The patient had obstetric appointments at 11 and 18 weeks, during which she saw a geneticist, genetic counselor, and NP. At the 11-week visit, the patient had an ultrasound and received genetic counseling. The plaintiff contended that the entire genetic counseling session occurred while the plaintiff was getting the ultrasound. The geneticist and genetic counselor also did not offer the patient the opportunity to have amniocentesis or CVS. During this visit, the patient's husband and the hospital-provided interpreter were present.

During the 14-week visit no mention was made of the option of amniocentesis. At the 18-week visit, the patient met with an NP, and her husband and interpreter were present. No documentation from that visit suggested that the patient was offered amniocentesis.

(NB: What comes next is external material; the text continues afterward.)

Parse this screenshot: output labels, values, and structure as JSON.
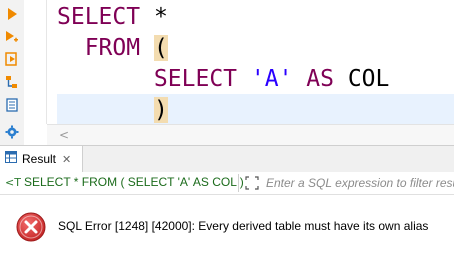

At the 23-week visit, the patient's husband was present but an interpreter was not, because the physician began the appointment before the time that the interpreter was scheduled to arrive. The physician did not get the plaintiff's signature waiving the presence of an interpreter and attempted to interpret through the patient's husband. According to the patient, the physician advised the patient that the risk for pregnancy loss from amniocentesis was 5% and advised her not to undergo amniocentesis. The physician says he did offer the option of amniocentesis, which the plaintiff declined. No documentation supported the physician's claim that amniocentesis was offered and declined. The patient claimed that she would have undergone an amniocentesis had it been offered and that she would have terminated the pregnancy had she been informed that the fetus had a severe chromosomal defect. The baby was born at term with cri-du-chat syndrome. The child is severely physically and mentally disabled and will require constant medical and attendant care for life.

The parents brought suit against the defendant hospital, the obstetrician-gynecologist, the NP, the geneticist, and the genetic counselor, alleging negligence in failing to offer the patient the option of having an amniocentesis, which would have disclosed the genetic abnormality and thus have given the patient the opportunity to abort the fetus; in failing to offer a timely CVS; in failing to advise the plaintiff of statistics on the likelihood of chromosomal aberration due to maternal age; and in failing to distinguish for the patient the difference between fetal screening and fetal diagnostic testing. The patient contended that the CVS testing or amniocentesis would have disclosed the partial deletion of the fetal 5p chromosome and that the patient would have opted to abort the fetus in light of the genetic aberration. The defendants claimed that proper care and treatment had been provided. The obstetrician-gynecologist testified that she did in fact offer the patient amniocentesis on August 6, a contention that was challenged by the plaintiffs. The other defendants denied any negligence on their parts.[7]

In this case, had the OB/GYN or NP offered amniocentesis and documented that she had done so, the case may have been settled differently.